Tonight was our last support group meeting.  I already miss the friends I made  who were strangers to me only 6 weeks ago.   I remember driving home from the second meeting crying and screaming at the top of my lungs the word “why” over and over again until I was hoarse.  And I was so damn angry.  All I could think is why do people we love have to die?  Why do horrible diseases slowly steal dreams from us and force us to watch  our loved ones slip away?  How can the heart be strong enough to keep blood coursing through us and then just stop abruptly without any warning?  How can so much suffering and pain be stuffed into one tiny little room?   Why do words like ‘widow’ and ‘widower’ even have to exist?

I don’t have answers to any of the questions above but I know one truth:  I am far from being alone, and losing the most important person in my life has brought so many new people to my door.   I have many unexpected gifts from Jason.  I have a #2 Mom and a #2 Dad I didn’t have on April 12th.  I have 8 new friends who I would have never met otherwise.  I have a new niece or nephew on the way.   I have the experience and wisdom to hopefully help someone else now.

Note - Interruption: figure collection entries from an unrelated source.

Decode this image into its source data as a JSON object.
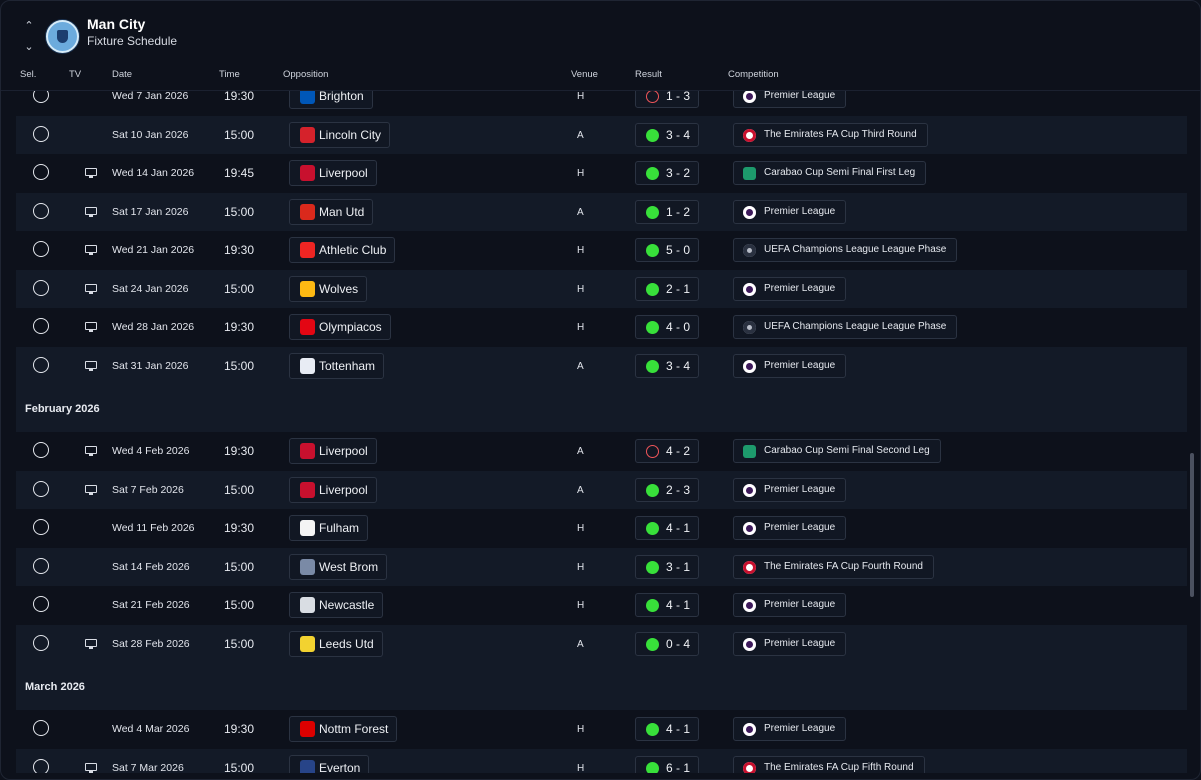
{
  "header": {
    "club_name": "Man City",
    "subtitle": "Fixture Schedule"
  },
  "columns": {
    "sel": "Sel.",
    "tv": "TV",
    "date": "Date",
    "time": "Time",
    "opposition": "Opposition",
    "venue": "Venue",
    "result": "Result",
    "competition": "Competition"
  },
  "colors": {
    "win": "#38e03a",
    "loss": "#f0555a",
    "background": "#0d111b",
    "row_alt": "#131a27"
  },
  "sections": [
    {
      "title": "February 2026"
    },
    {
      "title": "March 2026"
    }
  ],
  "fixtures": [
    {
      "tv": false,
      "date": "Wed 7 Jan 2026",
      "time": "19:30",
      "opponent": "Brighton",
      "venue": "H",
      "outcome": "loss",
      "score": "1 - 3",
      "competition": "Premier League",
      "comp_icon": "pl",
      "logo_color": "#0057b8"
    },
    {
      "tv": false,
      "date": "Sat 10 Jan 2026",
      "time": "15:00",
      "opponent": "Lincoln City",
      "venue": "A",
      "outcome": "win",
      "score": "3 - 4",
      "competition": "The Emirates FA Cup Third Round",
      "comp_icon": "fa",
      "logo_color": "#d5222b"
    },
    {
      "tv": true,
      "date": "Wed 14 Jan 2026",
      "time": "19:45",
      "opponent": "Liverpool",
      "venue": "H",
      "outcome": "win",
      "score": "3 - 2",
      "competition": "Carabao Cup Semi Final First Leg",
      "comp_icon": "cc",
      "logo_color": "#c8102e"
    },
    {
      "tv": true,
      "date": "Sat 17 Jan 2026",
      "time": "15:00",
      "opponent": "Man Utd",
      "venue": "A",
      "outcome": "win",
      "score": "1 - 2",
      "competition": "Premier League",
      "comp_icon": "pl",
      "logo_color": "#da291c"
    },
    {
      "tv": true,
      "date": "Wed 21 Jan 2026",
      "time": "19:30",
      "opponent": "Athletic Club",
      "venue": "H",
      "outcome": "win",
      "score": "5 - 0",
      "competition": "UEFA Champions League League Phase",
      "comp_icon": "ucl",
      "logo_color": "#ee2523"
    },
    {
      "tv": true,
      "date": "Sat 24 Jan 2026",
      "time": "15:00",
      "opponent": "Wolves",
      "venue": "H",
      "outcome": "win",
      "score": "2 - 1",
      "competition": "Premier League",
      "comp_icon": "pl",
      "logo_color": "#fdb913"
    },
    {
      "tv": true,
      "date": "Wed 28 Jan 2026",
      "time": "19:30",
      "opponent": "Olympiacos",
      "venue": "H",
      "outcome": "win",
      "score": "4 - 0",
      "competition": "UEFA Champions League League Phase",
      "comp_icon": "ucl",
      "logo_color": "#e30613"
    },
    {
      "tv": true,
      "date": "Sat 31 Jan 2026",
      "time": "15:00",
      "opponent": "Tottenham",
      "venue": "A",
      "outcome": "win",
      "score": "3 - 4",
      "competition": "Premier League",
      "comp_icon": "pl",
      "logo_color": "#e8ecf4"
    },
    {
      "tv": true,
      "date": "Wed 4 Feb 2026",
      "time": "19:30",
      "opponent": "Liverpool",
      "venue": "A",
      "outcome": "loss",
      "score": "4 - 2",
      "competition": "Carabao Cup Semi Final Second Leg",
      "comp_icon": "cc",
      "logo_color": "#c8102e"
    },
    {
      "tv": true,
      "date": "Sat 7 Feb 2026",
      "time": "15:00",
      "opponent": "Liverpool",
      "venue": "A",
      "outcome": "win",
      "score": "2 - 3",
      "competition": "Premier League",
      "comp_icon": "pl",
      "logo_color": "#c8102e"
    },
    {
      "tv": false,
      "date": "Wed 11 Feb 2026",
      "time": "19:30",
      "opponent": "Fulham",
      "venue": "H",
      "outcome": "win",
      "score": "4 - 1",
      "competition": "Premier League",
      "comp_icon": "pl",
      "logo_color": "#f4f4f4"
    },
    {
      "tv": false,
      "date": "Sat 14 Feb 2026",
      "time": "15:00",
      "opponent": "West Brom",
      "venue": "H",
      "outcome": "win",
      "score": "3 - 1",
      "competition": "The Emirates FA Cup Fourth Round",
      "comp_icon": "fa",
      "logo_color": "#7a8aa6"
    },
    {
      "tv": false,
      "date": "Sat 21 Feb 2026",
      "time": "15:00",
      "opponent": "Newcastle",
      "venue": "H",
      "outcome": "win",
      "score": "4 - 1",
      "competition": "Premier League",
      "comp_icon": "pl",
      "logo_color": "#d9dde3"
    },
    {
      "tv": true,
      "date": "Sat 28 Feb 2026",
      "time": "15:00",
      "opponent": "Leeds Utd",
      "venue": "A",
      "outcome": "win",
      "score": "0 - 4",
      "competition": "Premier League",
      "comp_icon": "pl",
      "logo_color": "#f2d230"
    },
    {
      "tv": false,
      "date": "Wed 4 Mar 2026",
      "time": "19:30",
      "opponent": "Nottm Forest",
      "venue": "H",
      "outcome": "win",
      "score": "4 - 1",
      "competition": "Premier League",
      "comp_icon": "pl",
      "logo_color": "#dd0000"
    },
    {
      "tv": true,
      "date": "Sat 7 Mar 2026",
      "time": "15:00",
      "opponent": "Everton",
      "venue": "H",
      "outcome": "win",
      "score": "6 - 1",
      "competition": "The Emirates FA Cup Fifth Round",
      "comp_icon": "fa",
      "logo_color": "#274488"
    }
  ]
}
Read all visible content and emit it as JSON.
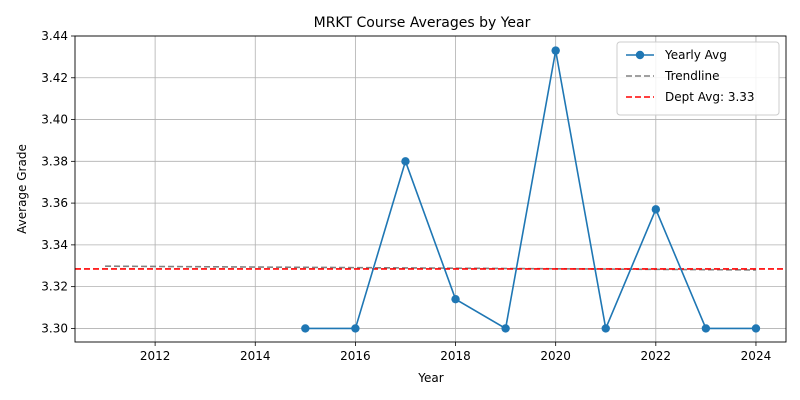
{
  "chart_data": {
    "type": "line",
    "title": "MRKT Course Averages by Year",
    "xlabel": "Year",
    "ylabel": "Average Grade",
    "xlim": [
      2010.4,
      2024.6
    ],
    "ylim": [
      3.2935,
      3.44
    ],
    "xticks": [
      2012,
      2014,
      2016,
      2018,
      2020,
      2022,
      2024
    ],
    "yticks": [
      3.3,
      3.32,
      3.34,
      3.36,
      3.38,
      3.4,
      3.42,
      3.44
    ],
    "grid": true,
    "legend_position": "top-right",
    "series": [
      {
        "name": "Yearly Avg",
        "kind": "line-marker",
        "color": "#1f77b4",
        "x": [
          2015,
          2016,
          2017,
          2018,
          2019,
          2020,
          2021,
          2022,
          2023,
          2024
        ],
        "y": [
          3.3,
          3.3,
          3.38,
          3.314,
          3.3,
          3.433,
          3.3,
          3.357,
          3.3,
          3.3
        ]
      },
      {
        "name": "Trendline",
        "kind": "dashed",
        "color": "#808080",
        "x": [
          2011,
          2024
        ],
        "y": [
          3.3298,
          3.328
        ]
      },
      {
        "name": "Dept Avg: 3.33",
        "kind": "hline-dashed",
        "color": "#ff0000",
        "y": 3.3285
      }
    ]
  }
}
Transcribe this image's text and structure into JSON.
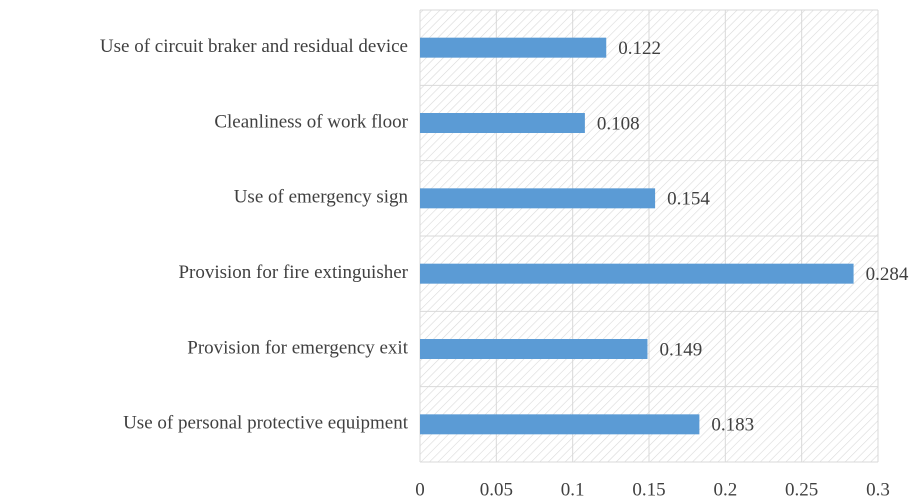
{
  "chart_data": {
    "type": "bar",
    "orientation": "horizontal",
    "categories": [
      "Use of circuit braker and residual device",
      "Cleanliness of work floor",
      "Use of emergency sign",
      "Provision for fire extinguisher",
      "Provision for emergency exit",
      "Use of personal protective equipment"
    ],
    "values": [
      0.122,
      0.108,
      0.154,
      0.284,
      0.149,
      0.183
    ],
    "color": "#5b9bd5",
    "xlim": [
      0,
      0.3
    ],
    "xticks": [
      0,
      0.05,
      0.1,
      0.15,
      0.2,
      0.25,
      0.3
    ],
    "grid": true,
    "data_labels": true
  }
}
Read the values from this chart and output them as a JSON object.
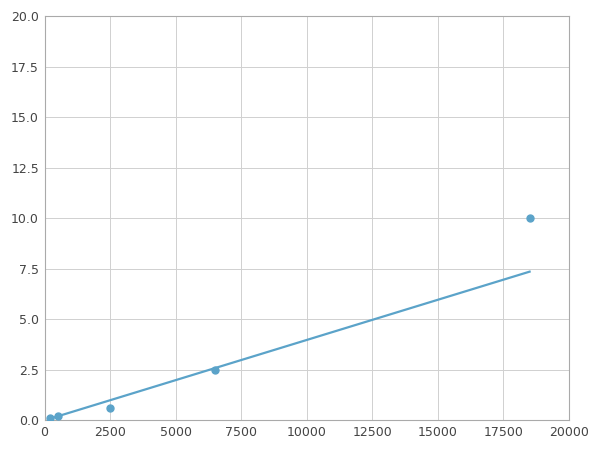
{
  "x_points": [
    200,
    500,
    2500,
    6500,
    18500
  ],
  "y_points": [
    0.1,
    0.2,
    0.6,
    2.5,
    10.0
  ],
  "line_color": "#5ba3c9",
  "marker_color": "#5ba3c9",
  "marker_size": 5,
  "line_width": 1.6,
  "xlim": [
    0,
    20000
  ],
  "ylim": [
    0,
    20.0
  ],
  "xticks": [
    0,
    2500,
    5000,
    7500,
    10000,
    12500,
    15000,
    17500,
    20000
  ],
  "yticks": [
    0.0,
    2.5,
    5.0,
    7.5,
    10.0,
    12.5,
    15.0,
    17.5,
    20.0
  ],
  "grid_color": "#d0d0d0",
  "background_color": "#ffffff",
  "figure_background": "#ffffff",
  "power_a": 0.000132,
  "power_b": 1.42
}
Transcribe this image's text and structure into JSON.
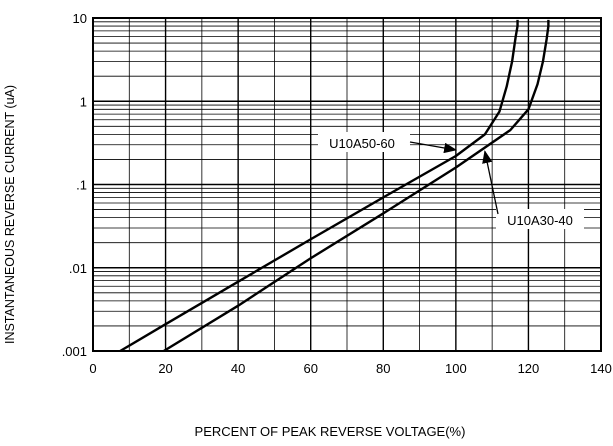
{
  "chart_data": {
    "type": "line",
    "title": "",
    "xlabel": "PERCENT OF PEAK REVERSE VOLTAGE(%)",
    "ylabel": "INSTANTANEOUS REVERSE CURRENT (uA)",
    "xlim": [
      0,
      140
    ],
    "ylim": [
      0.001,
      10
    ],
    "y_scale": "log",
    "grid": true,
    "x_ticks": [
      0,
      20,
      40,
      60,
      80,
      100,
      120,
      140
    ],
    "x_tick_labels": [
      "0",
      "20",
      "40",
      "60",
      "80",
      "100",
      "120",
      "140"
    ],
    "y_ticks": [
      0.001,
      0.01,
      0.1,
      1,
      10
    ],
    "y_tick_labels": [
      ".001",
      ".01",
      ".1",
      "1",
      "10"
    ],
    "legend": "none",
    "series": [
      {
        "name": "U10A50-60",
        "x": [
          7.5,
          20,
          40,
          60,
          80,
          100,
          108,
          112,
          114,
          115.5,
          116.5,
          117,
          117
        ],
        "y": [
          0.001,
          0.0021,
          0.0068,
          0.022,
          0.07,
          0.22,
          0.4,
          0.75,
          1.5,
          3,
          6,
          8,
          9.5
        ]
      },
      {
        "name": "U10A30-40",
        "x": [
          19.5,
          40,
          60,
          80,
          100,
          115,
          120,
          122.5,
          124,
          125,
          125.5,
          125.5
        ],
        "y": [
          0.001,
          0.0035,
          0.013,
          0.045,
          0.16,
          0.45,
          0.8,
          1.6,
          3,
          5.5,
          8,
          9.5
        ]
      }
    ],
    "annotations": [
      {
        "text": "U10A50-60",
        "series": "U10A50-60"
      },
      {
        "text": "U10A30-40",
        "series": "U10A30-40"
      }
    ]
  }
}
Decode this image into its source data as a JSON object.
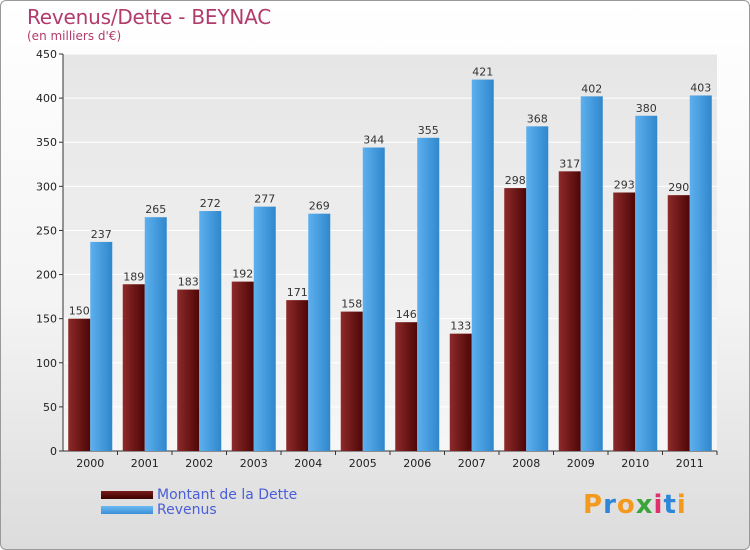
{
  "header": {
    "title": "Revenus/Dette - BEYNAC",
    "subtitle": "(en milliers d'€)"
  },
  "colors": {
    "dette": "#6b1212",
    "revenus": "#4a9fe0",
    "title": "#b23b6b",
    "legend_text": "#4a5ed8"
  },
  "chart_data": {
    "type": "bar",
    "title": "Revenus/Dette - BEYNAC",
    "subtitle": "(en milliers d'€)",
    "categories": [
      "2000",
      "2001",
      "2002",
      "2003",
      "2004",
      "2005",
      "2006",
      "2007",
      "2008",
      "2009",
      "2010",
      "2011"
    ],
    "series": [
      {
        "name": "Montant de la Dette",
        "values": [
          150,
          189,
          183,
          192,
          171,
          158,
          146,
          133,
          298,
          317,
          293,
          290
        ]
      },
      {
        "name": "Revenus",
        "values": [
          237,
          265,
          272,
          277,
          269,
          344,
          355,
          421,
          368,
          402,
          380,
          403
        ]
      }
    ],
    "ylim": [
      0,
      450
    ],
    "yticks": [
      0,
      50,
      100,
      150,
      200,
      250,
      300,
      350,
      400,
      450
    ],
    "grid": true,
    "legend_position": "bottom-left"
  },
  "legend": {
    "items": [
      {
        "label": "Montant de la Dette"
      },
      {
        "label": "Revenus"
      }
    ]
  },
  "logo": {
    "text": "Proxiti"
  }
}
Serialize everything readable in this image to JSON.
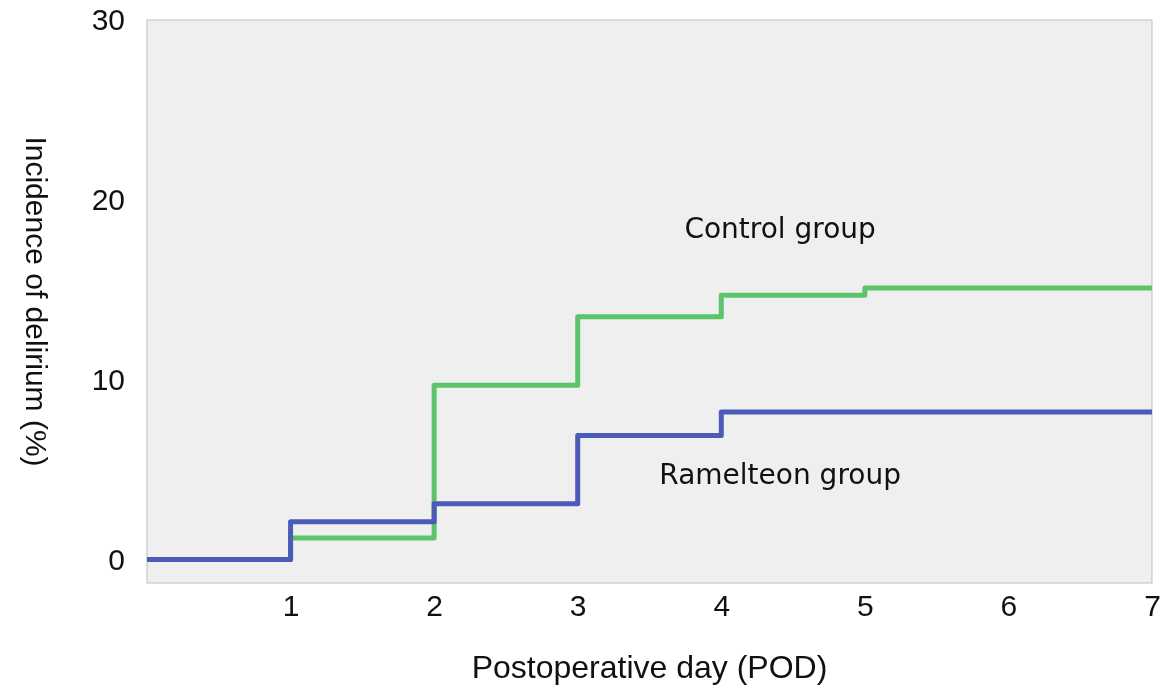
{
  "chart_data": {
    "type": "step",
    "xlabel": "Postoperative day (POD)",
    "ylabel": "Incidence of delirium (%)",
    "xlim": [
      0,
      7
    ],
    "xticks": [
      1,
      2,
      3,
      4,
      5,
      6,
      7
    ],
    "ylim": [
      -1.3,
      30
    ],
    "yticks": [
      0,
      10,
      20,
      30
    ],
    "grid": false,
    "legend": false,
    "x": [
      0,
      1,
      2,
      3,
      4,
      5,
      7
    ],
    "series": [
      {
        "name": "Control group",
        "color": "#5cc46a",
        "values": [
          0,
          1.2,
          9.7,
          13.5,
          14.7,
          15.1,
          15.1
        ]
      },
      {
        "name": "Ramelteon group",
        "color": "#4a5bb8",
        "values": [
          0,
          2.1,
          3.1,
          6.9,
          8.2,
          8.2,
          8.2
        ]
      }
    ]
  }
}
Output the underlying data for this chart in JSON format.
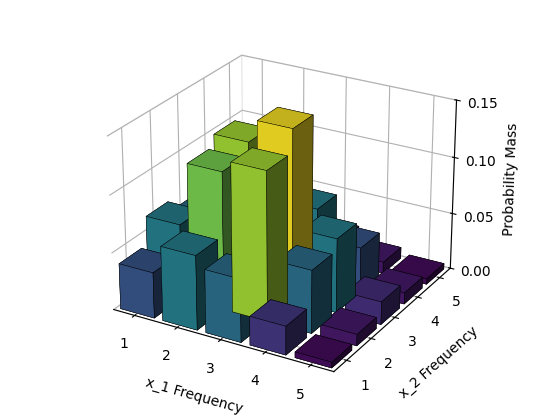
{
  "title": "",
  "xlabel": "x_1 Frequency",
  "ylabel": "x_2 Frequency",
  "zlabel": "Probability Mass",
  "zlim": [
    0,
    0.15
  ],
  "zticks": [
    0,
    0.05,
    0.1,
    0.15
  ],
  "colormap": "viridis",
  "pmf": [
    [
      0.04,
      0.065,
      0.055,
      0.025,
      0.005
    ],
    [
      0.065,
      0.12,
      0.13,
      0.055,
      0.01
    ],
    [
      0.055,
      0.13,
      0.15,
      0.065,
      0.02
    ],
    [
      0.025,
      0.055,
      0.065,
      0.04,
      0.01
    ],
    [
      0.005,
      0.01,
      0.02,
      0.01,
      0.005
    ]
  ],
  "x_vals": [
    1,
    2,
    3,
    4,
    5
  ],
  "y_vals": [
    1,
    2,
    3,
    4,
    5
  ],
  "bar_width": 0.8,
  "bar_depth": 0.8,
  "elev": 25,
  "azim": -60,
  "figsize": [
    5.6,
    4.2
  ],
  "dpi": 100
}
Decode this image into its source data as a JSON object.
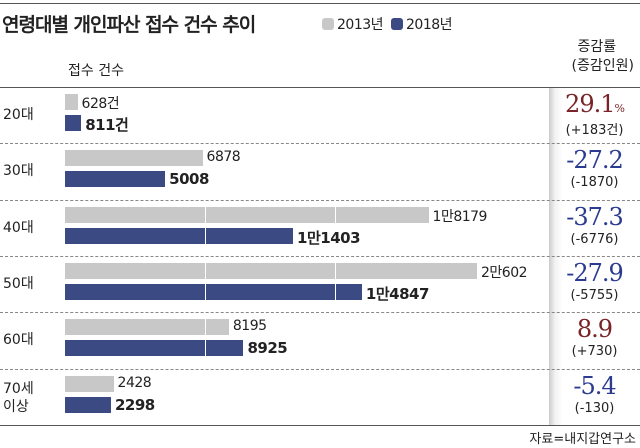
{
  "chart_data": {
    "type": "bar",
    "orientation": "horizontal",
    "title": "연령대별 개인파산 접수 건수 추이",
    "subtitle": "접수 건수",
    "right_header": [
      "증감률",
      "(증감인원)"
    ],
    "categories": [
      "20대",
      "30대",
      "40대",
      "50대",
      "60대",
      "70세 이상"
    ],
    "series": [
      {
        "name": "2013년",
        "color": "#c8c8c8",
        "values": [
          628,
          6878,
          18179,
          20602,
          8195,
          2428
        ],
        "labels": [
          "628건",
          "6878",
          "1만8179",
          "2만602",
          "8195",
          "2428"
        ]
      },
      {
        "name": "2018년",
        "color": "#3b4a82",
        "values": [
          811,
          5008,
          11403,
          14847,
          8925,
          2298
        ],
        "labels": [
          "811건",
          "5008",
          "1만1403",
          "1만4847",
          "8925",
          "2298"
        ]
      }
    ],
    "change_pct": [
      "29.1",
      "-27.2",
      "-37.3",
      "-27.9",
      "8.9",
      "-5.4"
    ],
    "pct_unit": "%",
    "change_count": [
      "(+183건)",
      "(-1870)",
      "(-6776)",
      "(-5755)",
      "(+730)",
      "(-130)"
    ],
    "positive_color": "#7a2428",
    "negative_color": "#2b3b8f",
    "xlim": [
      0,
      20602
    ],
    "source": "자료=내지갑연구소"
  }
}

Each individual from my group is extremely special to me and taught me something unique.  Sharing stories of life and death in a stuffy room while tears cascade down cheeks is one of the most humbling experiences and I am a better person for it.  None of us wanted to be in that room but that’s how we spent the last 6 Mondays.  And now it is finished and I’m very sad.   Hugging everyone tonight and telling them to drive safe and have a Happy Thanksgiving made my lip tremble.  Will any of us really have a Happy Thanksgiving?  I hope so.

I cried the entire way home and repeated the names of our dead spouses in my head to keep them alive just a little longer.  I also thought about the 10 things I am grateful for and despite my sadness I came up with at least 20 things I am grateful for instead!    I’m most grateful for being the person Jason wanted to spend his life with and for having those 6 years together.   I miss him.